I honestly think the issue hasn't arisen from the MDMA directly, but that this lowered my tolerance to cannabis and then I had waaay more than I should have done. I've smoked a fair bit over the years, and have been known to freak out/have panic attacks if I have too much. This isn't a debilitating thing, and if I had assurance that this is all that is going on then I could live my life perfectly happily - I'm just concerned that this may be a warning sign that I have triggered something more serious, and that I should perhaps be seeking help about that before anything develops.

Thanks
 
I'm assuming that you have stopped all cannabis, right?

When people have lasting effects like this from drugs I always recommend two things:

1) make sure that you are leading the healthiest lifestyle you can--balanced diet, good sleep, minimal to no chemicals, and lots of exercise and exposure to nature.
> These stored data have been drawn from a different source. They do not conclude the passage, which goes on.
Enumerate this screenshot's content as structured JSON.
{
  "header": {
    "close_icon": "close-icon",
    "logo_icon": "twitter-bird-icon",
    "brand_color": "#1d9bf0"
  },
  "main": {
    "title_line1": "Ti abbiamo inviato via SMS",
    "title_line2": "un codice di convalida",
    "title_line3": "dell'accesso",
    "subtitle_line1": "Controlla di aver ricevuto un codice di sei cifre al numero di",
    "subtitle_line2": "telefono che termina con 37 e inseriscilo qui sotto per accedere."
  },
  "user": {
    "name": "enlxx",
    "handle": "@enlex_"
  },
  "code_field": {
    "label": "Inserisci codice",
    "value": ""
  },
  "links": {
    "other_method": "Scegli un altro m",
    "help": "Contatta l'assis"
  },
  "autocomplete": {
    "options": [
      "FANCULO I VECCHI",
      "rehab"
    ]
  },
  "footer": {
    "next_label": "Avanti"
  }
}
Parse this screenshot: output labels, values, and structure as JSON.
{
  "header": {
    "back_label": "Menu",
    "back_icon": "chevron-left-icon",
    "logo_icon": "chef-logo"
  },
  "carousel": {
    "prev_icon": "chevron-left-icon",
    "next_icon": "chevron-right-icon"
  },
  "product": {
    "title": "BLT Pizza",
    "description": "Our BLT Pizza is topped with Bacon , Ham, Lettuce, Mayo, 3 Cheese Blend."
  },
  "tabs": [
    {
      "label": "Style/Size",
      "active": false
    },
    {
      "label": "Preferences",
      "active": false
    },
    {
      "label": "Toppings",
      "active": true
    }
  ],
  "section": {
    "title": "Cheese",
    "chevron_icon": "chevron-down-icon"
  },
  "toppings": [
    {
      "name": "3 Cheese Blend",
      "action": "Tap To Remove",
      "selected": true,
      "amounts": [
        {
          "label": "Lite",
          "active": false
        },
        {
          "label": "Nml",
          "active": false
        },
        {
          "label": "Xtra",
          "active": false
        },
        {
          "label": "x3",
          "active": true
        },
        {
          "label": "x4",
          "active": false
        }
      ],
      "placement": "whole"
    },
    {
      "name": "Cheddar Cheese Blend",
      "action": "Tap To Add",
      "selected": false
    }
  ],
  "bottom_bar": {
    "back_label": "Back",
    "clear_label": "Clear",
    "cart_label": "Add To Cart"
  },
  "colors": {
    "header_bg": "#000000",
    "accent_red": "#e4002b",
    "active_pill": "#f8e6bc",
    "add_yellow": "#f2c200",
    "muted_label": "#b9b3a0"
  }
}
2) to lessen the anxiety from those thoughts, use your rational mind to defuse the worry about them. After all, there is a certain wisdom in questioning reality and also in getting in touch with existential uncertainty. Tell yourself that these thoughts do not have to be troubling--they are just thoughts. All part of being human.<3
 
Thanks :) I've always been quite existential in a healthy way, this is just a little different because I feel like I may be loosing touch with reality. (or at least loosing familiarity with it)

I have actually smoked a few times since then, but I'll try not to. I'm not at the moment because I have exams, but afterwards I know I have some friends who will expect me to get high with them. Its quite a bit part of our collective identity I guess.